The pioneer of this kind of excessive site blocking is Italy, with its Piracy Shield system. As Walled Culture wrote recently, there are already moves to expand Piracy Shield that will make it worse in a number of ways. The overreach of Piracy Shield has prompted the Computer & Communications Industry Association (CCIA) to write to the European Commission, urging the latter to assess the legality of the Piracy Shield under EU law. And that, finally, is what the European Commission is beginning to do.

A couple of weeks ago, the Commission sent a letter to Antonio Tajani, Italy’s Minister of Foreign Affairs and International Cooperation. In it, the European Commission offered some comments on Italy’s notification of changes in its copyright law. These changes include “amendments in the Anti-Piracy Law that entrusted Agcom [the Italian Authority for Communications Guarantees] to implement the automated platform later called the “Piracy Shield”.” In the letter, the European Commission offers its thoughts on whether Piracy Shield complies with the Digital Services Act (DSA), one of the key pieces of legislation that regulates the online world in the EU. The Commission wrote:

The DSA does not provide a legal basis for the issuing of orders by national administrative or judicial authorities, nor does it regulate the enforcement of such orders.
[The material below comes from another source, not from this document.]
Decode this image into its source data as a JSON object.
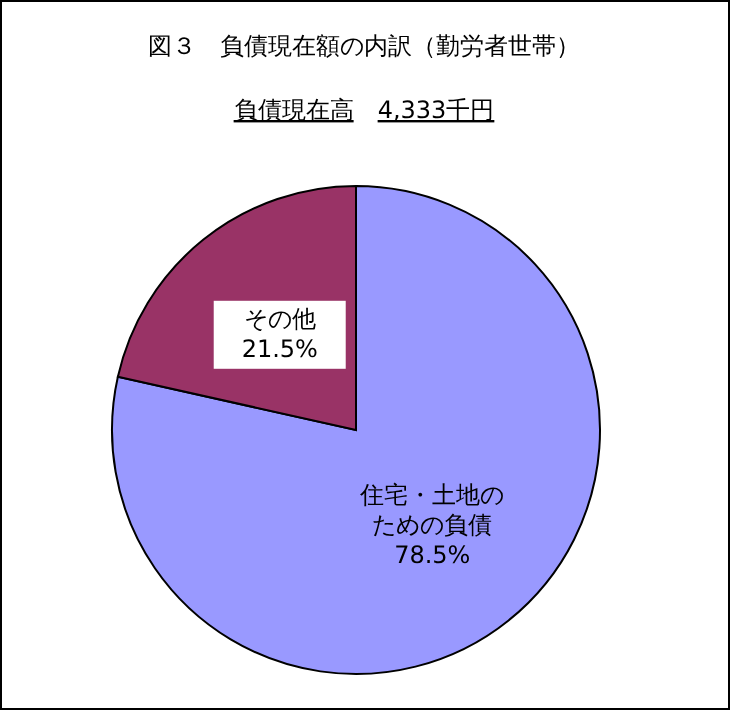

Any such orders, and their means of enforcement, are to be issued on the basis of the applicable Union law or national law in compliance with Union law

In other words, the Italian government cannot just vaguely invoke the DSA to justify Piracy Shield’s extended powers. The letter goes on:

The Commission would also like to emphasise that the effective tackling of illegal content must also take into due account the fundamental right to freedom of expression and information under the Charter of Fundamental Rights of the EU. As stated in Recital 39 of the DSA “[I]n that regard, the national judicial or administrative authority, which might be a law enforcement authority, issuing the order should balance the objective that the order seeks to achieve, in accordance with the legal basis enabling its issuance, with the rights and legitimate interests of all third parties that may be affected by the order, in particular their fundamental rights under the Charter”.
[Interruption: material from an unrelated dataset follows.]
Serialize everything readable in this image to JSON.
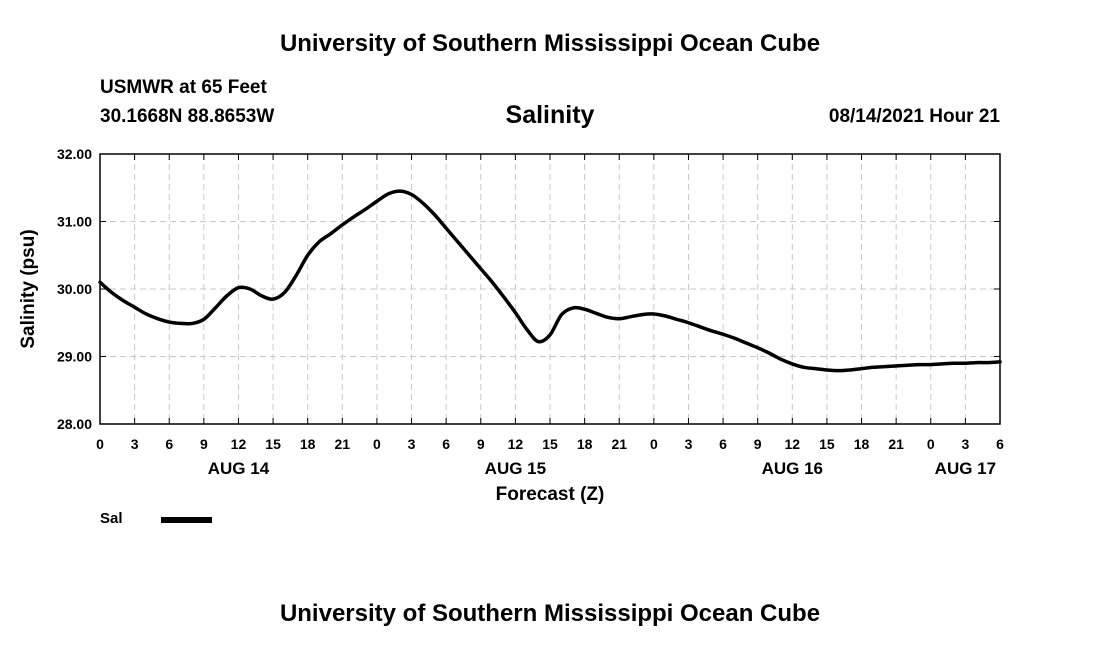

This is a crucial point in the context of overblocking. Shutting down access to thousands, sometimes millions of unrelated sites as the result of a poorly-targeted injunction, clearly fails to take into account “the rights and legitimate interests of all third parties that may be affected by the order”. The European Commission also has a withering comment on Piracy Shield’s limited redress mechanism for those blocked in error:

the notified draft envisages the possibility for the addressee of the order to lodge a complaint (“reclamo”) within 5 days from the notification of the order, while the order itself would have immediate effect. The Authority must then decide on these complaints within 10 days as laid down in Article 8-bis(4), 9-bis(7) and Article 10(9) of the notified draft. The Commission notes that there do not seem to be other measures available to the addressee of the order to help prevent eventual erroneous or excessive blocking of content. Furthermore, as also explained in the Reply, the technical specifications of the Piracy Shield envisage unblocking procedures limited to 24 hours from reporting in the event of an error. This limitation to 24 hours does not seem, in principle, to respond to any justified need and could lead to persisting erroneous blockings not being resolved.
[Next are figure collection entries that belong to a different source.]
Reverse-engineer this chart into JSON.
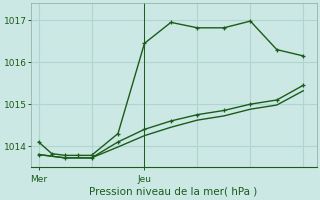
{
  "title": "Pression niveau de la mer( hPa )",
  "background_color": "#cce8e4",
  "line_color": "#1a5c1a",
  "grid_color": "#b0d4cf",
  "ylim": [
    1013.5,
    1017.4
  ],
  "yticks": [
    1014,
    1015,
    1016,
    1017
  ],
  "xtick_positions": [
    0,
    4
  ],
  "xtick_labels": [
    "Mer",
    "Jeu"
  ],
  "series1_x": [
    0,
    0.5,
    1.0,
    1.5,
    2.0,
    3.0,
    4.0,
    5.0,
    6.0,
    7.0,
    8.0,
    9.0,
    10.0
  ],
  "series1_y": [
    1014.1,
    1013.82,
    1013.78,
    1013.78,
    1013.78,
    1014.3,
    1016.45,
    1016.95,
    1016.82,
    1016.82,
    1016.98,
    1016.3,
    1016.15
  ],
  "series2_x": [
    0,
    1.0,
    2.0,
    3.0,
    4.0,
    5.0,
    6.0,
    7.0,
    8.0,
    9.0,
    10.0
  ],
  "series2_y": [
    1013.8,
    1013.72,
    1013.72,
    1014.1,
    1014.4,
    1014.6,
    1014.75,
    1014.85,
    1015.0,
    1015.1,
    1015.45
  ],
  "series3_x": [
    0,
    1.0,
    2.0,
    3.0,
    4.0,
    5.0,
    6.0,
    7.0,
    8.0,
    9.0,
    10.0
  ],
  "series3_y": [
    1013.8,
    1013.72,
    1013.72,
    1013.98,
    1014.25,
    1014.45,
    1014.62,
    1014.72,
    1014.88,
    1014.98,
    1015.32
  ],
  "xlim": [
    -0.3,
    10.5
  ],
  "vline_x": 4.0,
  "marker_size": 3.5,
  "linewidth": 1.0
}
The letter concludes by inviting “the Italian authorities to take into account the above comments in the final text of the notified draft and its implementation.” That “invitation” is, of course, a polite way of ordering the Italian government to fix the problems with Piracy Shield that the letter has just run through. They may be couched in diplomatic language, but the European Commission’s “comments” are in fact a serious slapdown to a bad law that seems not to be compliant with the DSA in several crucial respects. It will be interesting to see how the Italian authorities respond to this subtle but public reprimand.